Precipitation is usually very abundant, almost always above 1000 mm. According to the annual average quantity, the most intensely rainy regions are those bordering the Atlantic Ocean and the northern flat section (Petén). An oasis of particularly intense rainfall is offered by the department of Alta Verapaz, where numerous stations have over 5000 mm. of rain per year: Chinasayup, at m. 875 sm, has 5234 mm. annual rain; Setal, at 730 msm, 5288 mm.; Trece Aguas, at m. 725 sm, 5617 mm. The medium basin of Motagua, on the other hand, has areas with rainfall of less than 1000 mm., While the Pacific side is heavily rained. The amount of rain increases with the altitude: S. José, on the sea, has 1410 mm.; Retalhuleu, at m. 250 sm, 2772 mm.; San Luis (Quezaltenango), at m. 650 sm, has 4895 mm.; S. Amalia (Quezaltenango) at m. 800 sm, mm. 4309. The area of ​​the highlands has less abundant rainfall: Guatemala, at m. 1480s. m., has 1316 mm. of rain per year; Quezaltenango, at m. 2350 sm, 671 mm. only. As regards the seasonal distribution, on the Atlantic side, open to trade winds, the rainfall appears to be distributed very regularly in each month of the year: Puerto Barrios in the period May-October receives 56% of the total amount of rainfall; Setal 59%; Chimax (Alta Verapaz) 65%. On the Pacific side, on the other hand, an intensely rainy season alternates with a relatively dry one: in San Luis in the period considered, 82% of the annual total falls; 88% in Quezaltenango, and 64% in San José.
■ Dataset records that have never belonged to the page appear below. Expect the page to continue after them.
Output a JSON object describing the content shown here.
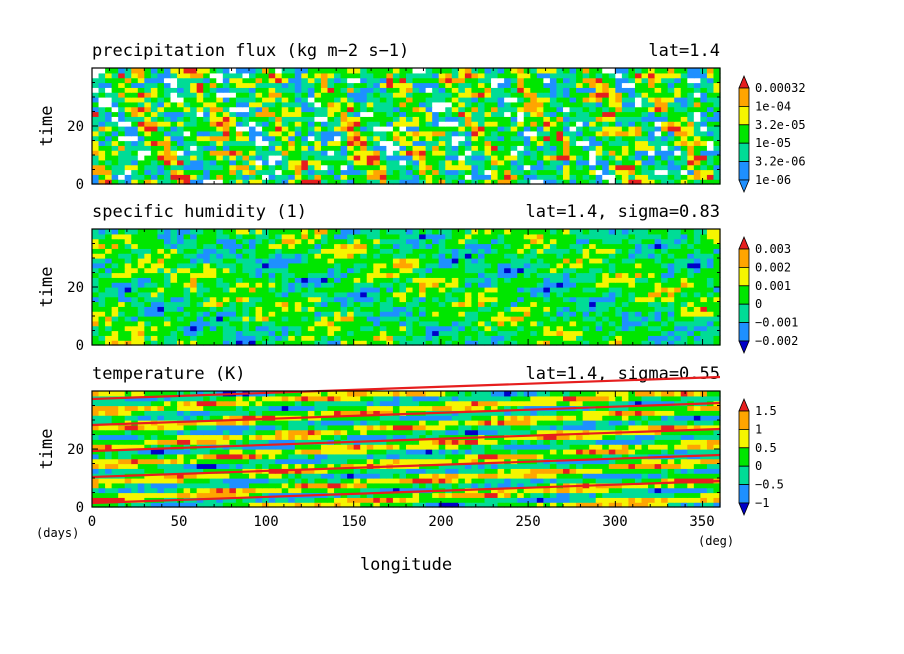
{
  "chart_data": [
    {
      "type": "heatmap",
      "title": "precipitation flux (kg m−2 s−1)",
      "subtitle": "lat=1.4",
      "ylabel": "time",
      "xlim": [
        0,
        360
      ],
      "ylim": [
        0,
        40
      ],
      "y_ticks": [
        "0",
        "20"
      ],
      "colorbar_labels": [
        "0.00032",
        "1e-04",
        "3.2e-05",
        "1e-05",
        "3.2e-06",
        "1e-06"
      ],
      "colors": [
        "#ffffff",
        "#1e90ff",
        "#00dc96",
        "#00e600",
        "#f5f500",
        "#ffa500",
        "#e61e1e"
      ]
    },
    {
      "type": "heatmap",
      "title": "specific humidity (1)",
      "subtitle": "lat=1.4, sigma=0.83",
      "ylabel": "time",
      "xlim": [
        0,
        360
      ],
      "ylim": [
        0,
        40
      ],
      "y_ticks": [
        "0",
        "20"
      ],
      "colorbar_labels": [
        "0.003",
        "0.002",
        "0.001",
        "0",
        "−0.001",
        "−0.002"
      ],
      "colors": [
        "#0000c8",
        "#1e90ff",
        "#00dc96",
        "#00e600",
        "#f5f500",
        "#ffa500",
        "#e61e1e"
      ]
    },
    {
      "type": "heatmap",
      "title": "temperature (K)",
      "subtitle": "lat=1.4, sigma=0.55",
      "ylabel": "time",
      "xlabel": "longitude",
      "xlim": [
        0,
        360
      ],
      "ylim": [
        0,
        40
      ],
      "x_ticks": [
        "0",
        "50",
        "100",
        "150",
        "200",
        "250",
        "300",
        "350"
      ],
      "y_ticks": [
        "0",
        "20"
      ],
      "x_unit": "(deg)",
      "y_unit": "(days)",
      "colorbar_labels": [
        "1.5",
        "1",
        "0.5",
        "0",
        "−0.5",
        "−1"
      ],
      "colors": [
        "#0000c8",
        "#1e90ff",
        "#00dc96",
        "#00e600",
        "#f5f500",
        "#ffa500",
        "#e61e1e"
      ]
    }
  ]
}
The rivers of Guatemala run to two main sides: that of the Atlantic and that of the Pacific. For obvious morphological reasons, the rivers that flow into the Pacific are not navigable due to the steepness of their slope, nor do they have regular flow: they are magnificently usable for the production of hydroelectric energy. Far more important are those on the Atlantic side, among which we will distinguish those that throw themselves into the Gulf of Campeggio and those that send the waters to the Gulf of Honduras. Of the former (Chiapas and Usumacinta) Guatemala has only the spring basins, while the latter is entirely within the limits of the state. The largest are: the Motagua, the main Guatemalan river, over 400 km long, and the Río Polochic, which with its tributary, the Cobán, is 300 km long:

On the Pacific side, in relation to the imposing volcanic systems, there are two large lakes: Lake Atitlán, devoid of emissaries, at m. 1555 on the sea, with 270 sq. Km. of surface, a perimeter of 120 km. and a depth greater than 320 meters, looked south by the volcanoes of S. Pedro and Atitlȧn; and the Amatitlán Lake (Michatoya basin) at m. 1180, with an area of ​​30 sq. Km., With 50 km. of perimeter, a maximum depth of 34 m., looked to the west and south by the volcanoes Santa María, Agua and Pacaya.